Les médias dans le viseur

La position des autorités a toujours été claire : sévir, et de la plus forte des manières, cquand elles le jugent nécessaire. Et malheureusement, les syndicats, les hommes politiques et autres activistes ne sont pas les seuls à en faire les frais.

La presse camerounaise, et les médias en général, subit de nombreuses pressions et intimidations sous diverses formes de la part des autorités. C’est ainsi que le Ministre de la Communication, en pleine émission, a menacé de fermer une chaine de TV si la chaine s’entêtait à donner la parole à ceux qu’il qualifiait de « sécessionistes » au nom de la liberté d’expression. Avant ça, le président du Conseil National de la Communication (CNC) avait déjà en début janvier 2017 mis en garde les médias qui feraient « l’apologie du sécessionnisme » dans leur couverture de la crise anglophone.

Si la condamnation de l’apologie du sécessionnisme peut paraître légitime, il se pose cependant un problème : il n’est pas exclu que les autorités considèrent le simple fait de donner l’information sur la crise anglophone comme « apologie du sécessionnisme ».

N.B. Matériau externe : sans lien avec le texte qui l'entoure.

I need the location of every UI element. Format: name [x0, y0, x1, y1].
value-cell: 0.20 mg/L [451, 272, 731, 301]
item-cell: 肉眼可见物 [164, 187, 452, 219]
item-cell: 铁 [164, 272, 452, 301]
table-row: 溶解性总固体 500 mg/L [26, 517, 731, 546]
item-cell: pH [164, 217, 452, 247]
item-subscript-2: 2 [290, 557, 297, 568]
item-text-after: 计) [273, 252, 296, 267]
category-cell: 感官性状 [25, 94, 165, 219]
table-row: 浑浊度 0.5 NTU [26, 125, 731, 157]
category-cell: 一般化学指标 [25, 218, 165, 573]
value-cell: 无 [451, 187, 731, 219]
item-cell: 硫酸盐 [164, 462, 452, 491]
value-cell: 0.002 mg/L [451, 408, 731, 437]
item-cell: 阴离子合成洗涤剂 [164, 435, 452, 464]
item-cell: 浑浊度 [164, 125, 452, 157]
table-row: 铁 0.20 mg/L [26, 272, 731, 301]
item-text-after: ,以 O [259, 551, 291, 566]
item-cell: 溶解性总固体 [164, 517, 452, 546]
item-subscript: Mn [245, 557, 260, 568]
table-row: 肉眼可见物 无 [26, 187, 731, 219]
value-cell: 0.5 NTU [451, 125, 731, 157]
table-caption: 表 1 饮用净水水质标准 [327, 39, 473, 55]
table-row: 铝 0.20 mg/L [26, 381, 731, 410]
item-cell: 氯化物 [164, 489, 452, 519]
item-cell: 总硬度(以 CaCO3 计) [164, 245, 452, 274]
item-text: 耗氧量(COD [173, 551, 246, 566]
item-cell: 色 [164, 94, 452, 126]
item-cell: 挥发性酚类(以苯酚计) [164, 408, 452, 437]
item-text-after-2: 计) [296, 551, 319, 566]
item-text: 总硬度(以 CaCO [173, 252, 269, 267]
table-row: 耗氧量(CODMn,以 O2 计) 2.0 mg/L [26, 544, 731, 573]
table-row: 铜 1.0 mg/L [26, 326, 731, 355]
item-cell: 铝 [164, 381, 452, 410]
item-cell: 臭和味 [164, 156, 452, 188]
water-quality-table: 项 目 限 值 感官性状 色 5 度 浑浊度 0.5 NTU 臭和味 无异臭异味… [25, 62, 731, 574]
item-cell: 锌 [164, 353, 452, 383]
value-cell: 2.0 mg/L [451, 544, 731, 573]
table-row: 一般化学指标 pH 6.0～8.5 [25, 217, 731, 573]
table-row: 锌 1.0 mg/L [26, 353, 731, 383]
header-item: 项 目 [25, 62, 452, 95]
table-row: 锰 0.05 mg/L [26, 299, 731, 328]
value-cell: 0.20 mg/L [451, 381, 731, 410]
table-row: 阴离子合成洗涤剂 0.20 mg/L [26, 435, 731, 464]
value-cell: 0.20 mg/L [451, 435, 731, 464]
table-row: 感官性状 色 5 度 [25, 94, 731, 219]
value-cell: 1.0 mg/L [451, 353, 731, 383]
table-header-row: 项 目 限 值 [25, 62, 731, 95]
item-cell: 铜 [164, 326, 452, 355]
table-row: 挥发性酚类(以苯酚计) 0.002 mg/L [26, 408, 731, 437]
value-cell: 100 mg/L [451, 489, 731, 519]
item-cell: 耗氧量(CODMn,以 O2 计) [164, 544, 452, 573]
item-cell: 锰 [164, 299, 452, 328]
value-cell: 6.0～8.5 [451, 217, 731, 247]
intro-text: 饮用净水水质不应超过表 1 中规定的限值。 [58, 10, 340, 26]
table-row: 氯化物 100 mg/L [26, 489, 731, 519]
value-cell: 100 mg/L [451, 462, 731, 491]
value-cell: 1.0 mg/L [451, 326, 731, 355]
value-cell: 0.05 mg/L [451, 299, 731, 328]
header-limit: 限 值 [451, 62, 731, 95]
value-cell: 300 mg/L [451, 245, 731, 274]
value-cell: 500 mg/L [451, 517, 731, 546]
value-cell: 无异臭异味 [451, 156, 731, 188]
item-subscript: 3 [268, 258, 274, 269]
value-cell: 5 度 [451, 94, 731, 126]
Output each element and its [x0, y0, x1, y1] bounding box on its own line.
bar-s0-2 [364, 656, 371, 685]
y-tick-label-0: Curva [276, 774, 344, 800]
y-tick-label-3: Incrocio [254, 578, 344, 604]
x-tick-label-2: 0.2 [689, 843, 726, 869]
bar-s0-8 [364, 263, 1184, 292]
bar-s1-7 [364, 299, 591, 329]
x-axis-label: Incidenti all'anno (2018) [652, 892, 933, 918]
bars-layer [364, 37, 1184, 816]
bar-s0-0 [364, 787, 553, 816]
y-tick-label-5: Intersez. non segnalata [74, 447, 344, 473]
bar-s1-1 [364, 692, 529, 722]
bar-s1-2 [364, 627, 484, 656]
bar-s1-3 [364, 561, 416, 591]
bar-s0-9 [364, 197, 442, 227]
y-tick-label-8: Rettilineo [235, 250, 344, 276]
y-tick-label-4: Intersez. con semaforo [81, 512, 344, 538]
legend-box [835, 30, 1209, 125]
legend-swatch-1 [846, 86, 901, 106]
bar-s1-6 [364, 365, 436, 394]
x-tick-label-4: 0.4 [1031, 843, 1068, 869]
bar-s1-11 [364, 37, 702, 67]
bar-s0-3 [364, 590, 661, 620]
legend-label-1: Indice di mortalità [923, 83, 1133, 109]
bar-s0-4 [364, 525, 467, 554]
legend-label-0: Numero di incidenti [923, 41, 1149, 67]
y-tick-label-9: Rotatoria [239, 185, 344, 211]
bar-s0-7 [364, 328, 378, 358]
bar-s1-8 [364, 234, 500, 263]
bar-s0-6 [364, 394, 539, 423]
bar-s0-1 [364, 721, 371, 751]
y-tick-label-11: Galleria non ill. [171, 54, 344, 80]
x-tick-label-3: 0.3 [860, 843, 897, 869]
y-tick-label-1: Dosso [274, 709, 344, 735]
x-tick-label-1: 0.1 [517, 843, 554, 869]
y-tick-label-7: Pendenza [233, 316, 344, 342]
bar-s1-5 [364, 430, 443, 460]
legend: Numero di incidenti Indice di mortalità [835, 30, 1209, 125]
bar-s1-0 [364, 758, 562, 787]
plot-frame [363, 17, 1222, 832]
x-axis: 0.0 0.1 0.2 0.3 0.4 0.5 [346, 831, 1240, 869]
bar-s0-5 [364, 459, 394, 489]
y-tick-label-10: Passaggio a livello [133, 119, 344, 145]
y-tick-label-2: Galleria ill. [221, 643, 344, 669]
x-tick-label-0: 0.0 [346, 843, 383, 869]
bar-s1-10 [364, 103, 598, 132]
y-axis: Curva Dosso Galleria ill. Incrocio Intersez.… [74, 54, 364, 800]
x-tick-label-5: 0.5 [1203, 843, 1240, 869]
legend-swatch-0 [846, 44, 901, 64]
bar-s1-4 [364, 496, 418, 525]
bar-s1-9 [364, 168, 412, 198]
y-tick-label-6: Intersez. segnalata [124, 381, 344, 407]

Le cas d’Ahmed Abba, correspondant de RFI accusé de « non dénonciation d’actes terroristes » et condamné à 24 mois de prison plus 55 millions de FCFA (85 mille euros) d’amendes, est assez révélateur de l’interprétation qui pourrait être faite si, par exemple, un organe de presse faisait une enquête sur la crise anglophone et décidait de donner la parole aux « sécessionnistes ».

Citons également le cas du journaliste Caristan Isseri qui après avoir subi un interrogatoire musclé, a été molesté et humilié au domicile d’un ministre sortant, au lendemain du remaniement ministériel du 02 mars. Il s’y était rendu pour un reportage, le service d’ordre du ministre l’a accusé d’espionnage (ce qui, même si c’était vrai, ne justifiait pas le traitement qu’il a subi).

Diabolisation des réseaux sociaux et des blogueurs

En novembre 2016, une campagne de diabolisation des réseaux sociaux a été initiée par les autorités camerounaises via le Président de l’Assemblée Nationale (PAN) et massivement relayée par certains médias. Le PAN attribuait la propagation des fake news aux blogueurs, notamment au sujet du déraillement du train de la compagnie Camrail qui a fait une centaine de morts et encore plus de blessés selon les chiffres officiels. Dans son discours d’ouverture de la session parlementaire de novembre 2016, le PAN pour qui les réseaux sociaux sont une « nouvelle forme de terrorisme », a recommandé que soient traqués et mis hors d’état de nuire ces « félons du cyberespace » et que des limites soient imposées à la liberté d’expression.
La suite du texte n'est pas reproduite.